The lt. gov.’s reply was quick. “We promised to double this in the campaign,” he said, emphasizing the priority for incentive funding that is also “more flexible.” Of the money available, he said about 70 percent of the funds were actually going to projects in rural Virginia. However, he noted, “There are too many strings and not enough money.”

Bolling said the administration’s “aggressive plan” to help Virginia includes tax incentives to cultivate business and jobs. Improving the regulatory environment for business is another goal in the GOP effort to reprioritize programs.

The lt. gov. charged economic development programs had been neglected, and that Virginia had fallen behind neighboring states in the competition for business and tourism. “We’re not competitive with North Carolina, Mississippi” and others, he told the crowd.

He noted there are too many strings and not enough money.

The IDA executive director is particularly pleased with  Bolling’s focus on economic development. “I am glad we have another teammate,” said Sexton, noting this is the first time he could recall a lt. gov. engaged in economic development at this level.

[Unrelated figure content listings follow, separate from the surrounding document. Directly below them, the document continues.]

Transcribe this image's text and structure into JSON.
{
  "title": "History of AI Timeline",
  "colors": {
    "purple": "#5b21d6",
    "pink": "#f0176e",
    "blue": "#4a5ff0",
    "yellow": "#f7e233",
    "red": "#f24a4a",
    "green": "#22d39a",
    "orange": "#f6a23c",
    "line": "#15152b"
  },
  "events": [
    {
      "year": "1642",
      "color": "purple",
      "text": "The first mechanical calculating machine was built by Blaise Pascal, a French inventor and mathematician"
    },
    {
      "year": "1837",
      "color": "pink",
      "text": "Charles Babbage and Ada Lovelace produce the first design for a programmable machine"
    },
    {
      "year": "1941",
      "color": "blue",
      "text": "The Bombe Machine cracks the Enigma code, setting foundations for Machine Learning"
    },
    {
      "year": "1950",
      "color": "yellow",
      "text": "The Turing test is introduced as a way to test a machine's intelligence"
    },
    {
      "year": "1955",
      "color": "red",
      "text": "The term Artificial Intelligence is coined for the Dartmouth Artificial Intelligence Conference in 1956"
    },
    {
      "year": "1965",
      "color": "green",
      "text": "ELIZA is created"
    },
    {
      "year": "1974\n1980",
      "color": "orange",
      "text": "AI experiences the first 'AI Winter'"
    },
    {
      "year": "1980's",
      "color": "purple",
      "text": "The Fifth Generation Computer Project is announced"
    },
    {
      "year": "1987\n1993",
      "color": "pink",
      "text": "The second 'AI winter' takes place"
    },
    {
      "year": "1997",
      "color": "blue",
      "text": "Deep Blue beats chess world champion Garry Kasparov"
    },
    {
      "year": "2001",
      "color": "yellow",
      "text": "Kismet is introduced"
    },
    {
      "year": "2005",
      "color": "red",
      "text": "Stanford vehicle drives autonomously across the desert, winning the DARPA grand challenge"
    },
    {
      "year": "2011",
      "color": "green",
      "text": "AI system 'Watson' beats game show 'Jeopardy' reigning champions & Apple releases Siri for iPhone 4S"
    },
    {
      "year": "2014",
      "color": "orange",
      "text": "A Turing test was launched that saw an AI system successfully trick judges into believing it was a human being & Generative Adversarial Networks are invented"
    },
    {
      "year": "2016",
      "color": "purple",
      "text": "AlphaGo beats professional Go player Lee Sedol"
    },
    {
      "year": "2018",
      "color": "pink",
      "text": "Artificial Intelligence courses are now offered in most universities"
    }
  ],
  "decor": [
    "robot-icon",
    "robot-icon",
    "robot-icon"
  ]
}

“What you’ve been saying is music to my ears.” William Fitzgerald, chairman Halifax County Board of Supervisors responded, as Bolling proposed administration economic development goals.

Bolling pulled no punches in describing the state’s budget. This is going to be a tough budget cycle,” emphasized Bolling, noting “a $4 billion hole” in the budget, unemployment hovering a little over 6 percent statewide, with some areas hitting double digits in the tough economic cycle, and the lack of federal stimulus monies available last year. 

Bolling said this is the first time the state has faced two years of negative tax collection in the state, but he also said “we are determined to get the economy going again” with legislative and budget initiatives helping Virginia accomplish that goal.

Dr. Betty Adams, Southern Virginia Higher Education Ccnter executive director, sought a funding formula to help pay the way as the center responds to exploding growth and loss of funding. “We stand to lose one-third staff,” she emphasized, in a center that provides educational programs ranging from GED to a PhD as well as non-credit programs.  “We need operating money to continue,” she continued.

Bolling told the crowd that in his view higher education has taken a disproportionate cut in prior budgets, with tuitions soaring and both institutions and students under stress.

“There are no short-term answers,” he added. But, again when the economy gets under way, he called for a reprioritization of higher education.

Debra Crowder, executive director of the South Central Workforce Investment Board, sought “consolidation of workforce programs” and elimination of duplicate services as well as state focus.